Mapping large-scale diffuse γ-ray emission in the 10−100 TeV band with Cherenkov telescopes

¹ APC, University of Paris, CNRS/IN2P3, CEA/IRFU, 10 rue Alice Domon et Léonie Duquet, Paris, France
e-mail: andrii.neronov@apc.in2p3.fr
² Astronomy Department, University of Geneva, Ch. d’Ecogia 16, 1290 Versoix, Switzerland

Received: 29 January 2020
Accepted: 4 March 2020

Abstract

Context. Measurement of diffuse γ-ray emission from the Milky Way with Imaging Atmospheric Cherenkov Telescopes (IACT) is difficult because of the high level of charged cosmic ray background and the small field of view.

Aims. We show that such a measurement is nevertheless possible in the energy band 10−100 TeV.

Methods. The minimal charged particle background for IACTs is achieved by selecting the events to be used for the analyses of the cosmic ray electrons. Tight cuts on the event quality in these event selections allow us to obtain a sufficiently low background level to allow measurement of the diffuse Galactic γ-ray flux above 10 TeV. We calculated the sensitivities of different types of IACT arrays for the Galactic diffuse emission measurements and compared them with the diffuse γ-ray flux from different parts of the sky measured by the Fermi Large Area Telescope below 3 TeV and with the astrophysical neutrino signal measured by IceCube telescope.

Results. We show that deep exposure of existing IACT systems is sufficient for detection of the diffuse flux from all the Galactic Plane up to Galactic latitude |b| ∼ 5°. The Medium Size Telescope array of the CTA will be able to detect the diffuse flux up 30° Galactic latitude. Its sensitivity will be sufficient for detection of the γ-ray counterpart of the Galactic component of the IceCube astrophysical neutrino signal above 10 TeV. We also propose that a dedicated IACT system composed of small but wide-field-of-view telescopes could be used to map the 10−100 TeV diffuse γ-ray emission from across the whole sky.

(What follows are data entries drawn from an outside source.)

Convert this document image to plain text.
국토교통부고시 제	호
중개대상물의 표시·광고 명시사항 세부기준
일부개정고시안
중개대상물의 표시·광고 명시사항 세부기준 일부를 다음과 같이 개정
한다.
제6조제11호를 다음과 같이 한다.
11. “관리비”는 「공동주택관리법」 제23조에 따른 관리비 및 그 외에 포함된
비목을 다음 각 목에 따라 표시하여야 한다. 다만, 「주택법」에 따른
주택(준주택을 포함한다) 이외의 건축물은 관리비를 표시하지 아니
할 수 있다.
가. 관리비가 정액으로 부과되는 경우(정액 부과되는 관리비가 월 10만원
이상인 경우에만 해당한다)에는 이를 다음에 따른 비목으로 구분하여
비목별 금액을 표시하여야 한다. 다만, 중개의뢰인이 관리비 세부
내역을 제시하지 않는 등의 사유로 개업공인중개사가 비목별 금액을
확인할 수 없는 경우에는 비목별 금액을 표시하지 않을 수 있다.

Conclusions. Detection and detailed study of diffuse Galactic γ-ray emission in the previously unexplored 10−100 TeV energy range is possible with the IACT technique. This is important for identification of the Galactic component of the astrophysical neutrino signal and for understanding the propagation of cosmic rays in the interstellar medium.